Helen Clark is focusing on health issues today during a visit to Christchurch, where she will open new premises for the New Zealand College of Midwives.

Helen Clark said that if health spending was only CPI-adjusted, as promised by Act, by the 2004/05 financial year health spending would be at least $641 million a year lower than under the formula Labour is proposing.

"Even compared with National's approach to funding, Act's cuts would slash $443 million a year from health.

"Act needs to come clean. Will they cut elective surgery, mental health or services for the elderly in order to fund the shortfall?

"New Zealanders' health needs continue to grow. There will always be more people who need operations. Jenny Shipley's Government now has 68,000 New Zealanders on waiting lists for elective surgery, after 78,000 were taken off the lists in the past year.

"National and Act have three choices if they want to pursue the Budget-freezing, tax-cutting agenda. They can let the waiting lists blow out to enormous lengths, they can kick more people off the lists, or they can sacrifice other health services for the sake of surgery.

"Labour will increase the money available for elective surgery to provide certainty about when people will get the surgery they need."

Helen Clark said another it was another sign of the failure of the Government's nine-year market experiment that more and more money was being spent on "overhead" expenses rather than health care.

"Wyatt Creech says there's been too much change in health and that the sector should now be left alone. But the wastage in the current system cannot be allowed to continue. Previously unavailable figures from the Crown Company Monitoring Advisory Unit (CCMAU) reveal the extent of the problem.

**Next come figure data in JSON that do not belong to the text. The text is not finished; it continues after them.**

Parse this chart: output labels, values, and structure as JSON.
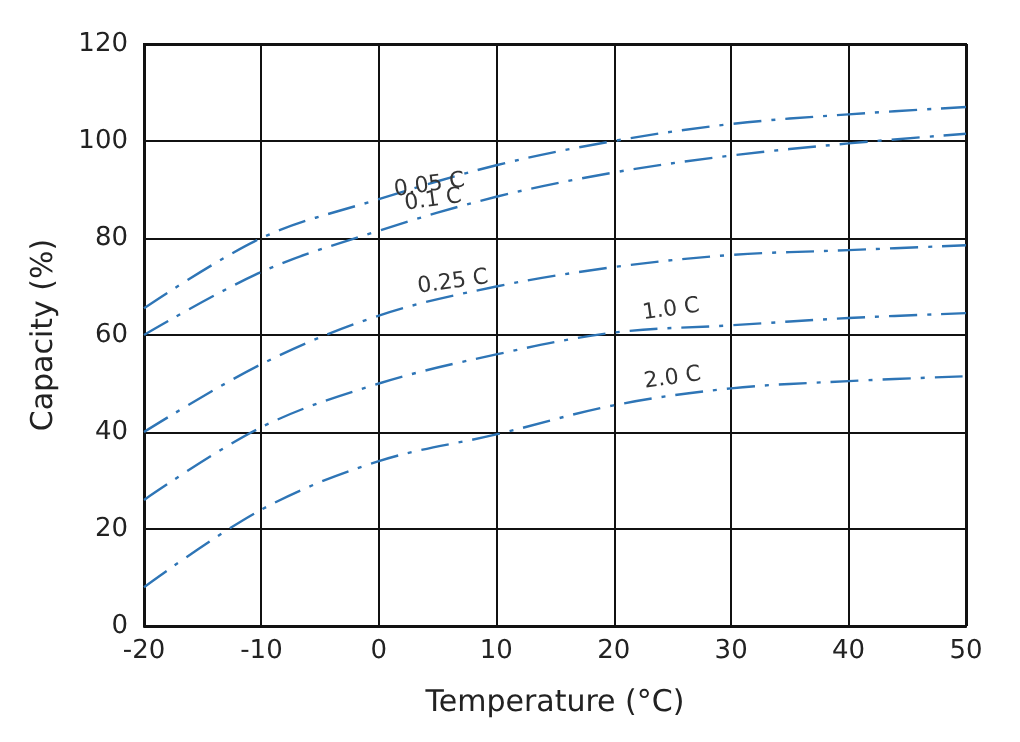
{
  "chart_data": {
    "type": "line",
    "xlabel": "Temperature (°C)",
    "ylabel": "Capacity (%)",
    "x": [
      -20,
      -10,
      0,
      10,
      20,
      30,
      40,
      50
    ],
    "series": [
      {
        "name": "0.05 C",
        "color": "#2e75b6",
        "values": [
          65.5,
          80,
          88,
          95,
          100,
          103.5,
          105.5,
          107
        ]
      },
      {
        "name": "0.1 C",
        "color": "#2e75b6",
        "values": [
          60,
          73,
          81.5,
          88.5,
          93.5,
          97,
          99.5,
          101.5
        ]
      },
      {
        "name": "0.25 C",
        "color": "#2e75b6",
        "values": [
          40,
          54,
          64,
          70,
          74,
          76.5,
          77.5,
          78.5
        ]
      },
      {
        "name": "1.0 C",
        "color": "#2e75b6",
        "values": [
          26,
          41,
          50,
          56,
          60.5,
          62,
          63.5,
          64.5
        ]
      },
      {
        "name": "2.0 C",
        "color": "#2e75b6",
        "values": [
          8,
          24,
          34,
          39.5,
          45.5,
          49,
          50.5,
          51.5
        ]
      }
    ],
    "xlim": [
      -20,
      50
    ],
    "xticks": [
      -20,
      -10,
      0,
      10,
      20,
      30,
      40,
      50
    ],
    "ylim": [
      0,
      120
    ],
    "yticks": [
      0,
      20,
      40,
      60,
      80,
      100,
      120
    ],
    "grid": true,
    "legend": false,
    "marker": "none",
    "line_style": "dashed"
  }
}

"Partly as a result of its forced amalgamation with Tauranga, over 30 per cent of the spending by Whakatane-based EastBay Health went on overhead expenses in the first quarter of 1999. The definition of overhead expenses includes the cost of administration and debt servicing.

"Overheads also gobbled up more than a quarter of the funding for Western Bay Health, Wairarapa Health, Taranaki Healthcare and Nelson-Marlborough Health. The figure was over per cent for MidCentral Health, Healthlink South, Healthcare Otago and Coast Health Care. Across all Hospitals, the average is 18.62% - and that's a figure which is climbing.

"On top of this waste is the $104 million budget for the Health Funding Authority. Labour's plan to scrap the HFA will save the taxpayer tens of millions of dollars and Labour will introduce more efficiency and accountability throughout the health system.

"Health dollars should be spent on health services; not on bureaucrats, red tape, interest charges and returning a dividend to the Government," Helen Clark said.